EVOLUZIONE GIURISPRUDENZIALE IN MATERIA DI INFEZIONI OSPEDALIERE

3.9 LA RESPONSABILITÁ MEDICA ALLA LUCE DELLA “LEGGE BALDUZZI”

Nell’ambito delle azioni promosse dal Governo tecnico, si colloca il D. lgs. 13 settembre 2012, n. 158, adottato in via d’urgenza, stante la “contrazione delle risorse finanziarie destinate al Servizio Sanitario Nazionale, a seguito delle manovre di contenimento della spesa pubblica”. La normativa, emanata in periodo di crisi economica, persegue la dichiarata finalità di limitare i costi pubblici, arginando “il fenomeno della c.d. medicina difensiva, che determina la prescrizione di esami diagnostici inappropriati, con gravi conseguenze sia sulla salute dei cittadini, sia sull’aumento delle liste di attesa e dei costi a carico delle aziende sanitarie”. La medicina difensiva induce, infatti, gli operatori sanitari ad utilizzare solo i trattamenti di comprovata validità, abbandonando invece quelli di probabile maggiore efficacia, ma non immuni da rischi. Senza contare il rischio che i medici, al fine di rifuggire da assunzioni di responsabilità, siano tentati di evitare di prendere posizioni precise e di consigliare il paziente, quali “intermediari eruditi”, sulla soluzione ritenuta ottimale.

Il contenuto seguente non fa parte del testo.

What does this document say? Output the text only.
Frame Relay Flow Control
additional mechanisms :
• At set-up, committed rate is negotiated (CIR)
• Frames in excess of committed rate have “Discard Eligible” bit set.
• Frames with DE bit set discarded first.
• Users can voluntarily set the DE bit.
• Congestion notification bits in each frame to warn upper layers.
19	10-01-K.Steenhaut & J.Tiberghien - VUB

L’obiettivo di contrastare tale situazione è stato perseguito ed incentivato anche dalla legge di conversione del suddetto decreto (L. 8 novembre 2012 n. 189), che è intervenuta con numerose modifiche, onde correggere quegli aspetti dell’originaria previsione normativa, che lasciavano ampio spazio alle azioni di responsabilità nei confronti dei medici e delle strutture sanitarie.

L’eccesso di responsabilità determina, infatti, un circolo vizioso: da un lato, andando a gravare in definitiva sul bilancio pubblico (su cui pesano in via prioritaria i costi e gli oneri del contenzioso sanitario); dall’altro lato, dando vita al descritto fenomeno della medicina difensiva. Tutto ciò si riflette negativamente sul sistema sanitario, riducendone le risorse e l’efficienza.

Su tale situazione ha inciso anche l’evoluzione giurisprudenziale degli ultimi anni, che ha determinato una forte condizione di incertezza per gli operatori sanitari.

Il 1° comma dell’art. 3 del D.l. 13 settembre 2012, n. 158, così recitava: “Fermo restando l’art. 2236 c.c., nell’accertamento della colpa lieve nell’attività di esercente le professioni sanitarie, il giudice, ai sensi dell’art. 1176 c.c., tiene conto dell’osservanza, nel caso concreto, delle linee guida e delle buone pratiche accreditate dalla comunità scientifica nazionale ed internazionale”.

Tale norma, nella sua originaria previsione, interveniva dunque sul solo versante civilistico e dava per scontato che la responsabilità dell’esercente le professioni sanitarie (sia esso un libero professionista o un medico dipendente dal servizio sanitario nazionale) fosse contrattuale (confermando gli approdi della giurisprudenza a partire dal 1999), come si desume dal richiamo all’art. 2236 c.c.. E’ evidente che tale previsione si poneva in contrasto con la finalità della riforma, ossia quella di limitare gli oneri risarcitori della parte pubblica, stanti il più lungo regime prescrizionale e l’onere della prova più favorevole, derivanti dal regime contrattuale. Per questa ragione, la norma è stata censurata dalla Commissione Giustizia e modificata dalla legge di conversione (L. 8 novembre 2012 n. 189).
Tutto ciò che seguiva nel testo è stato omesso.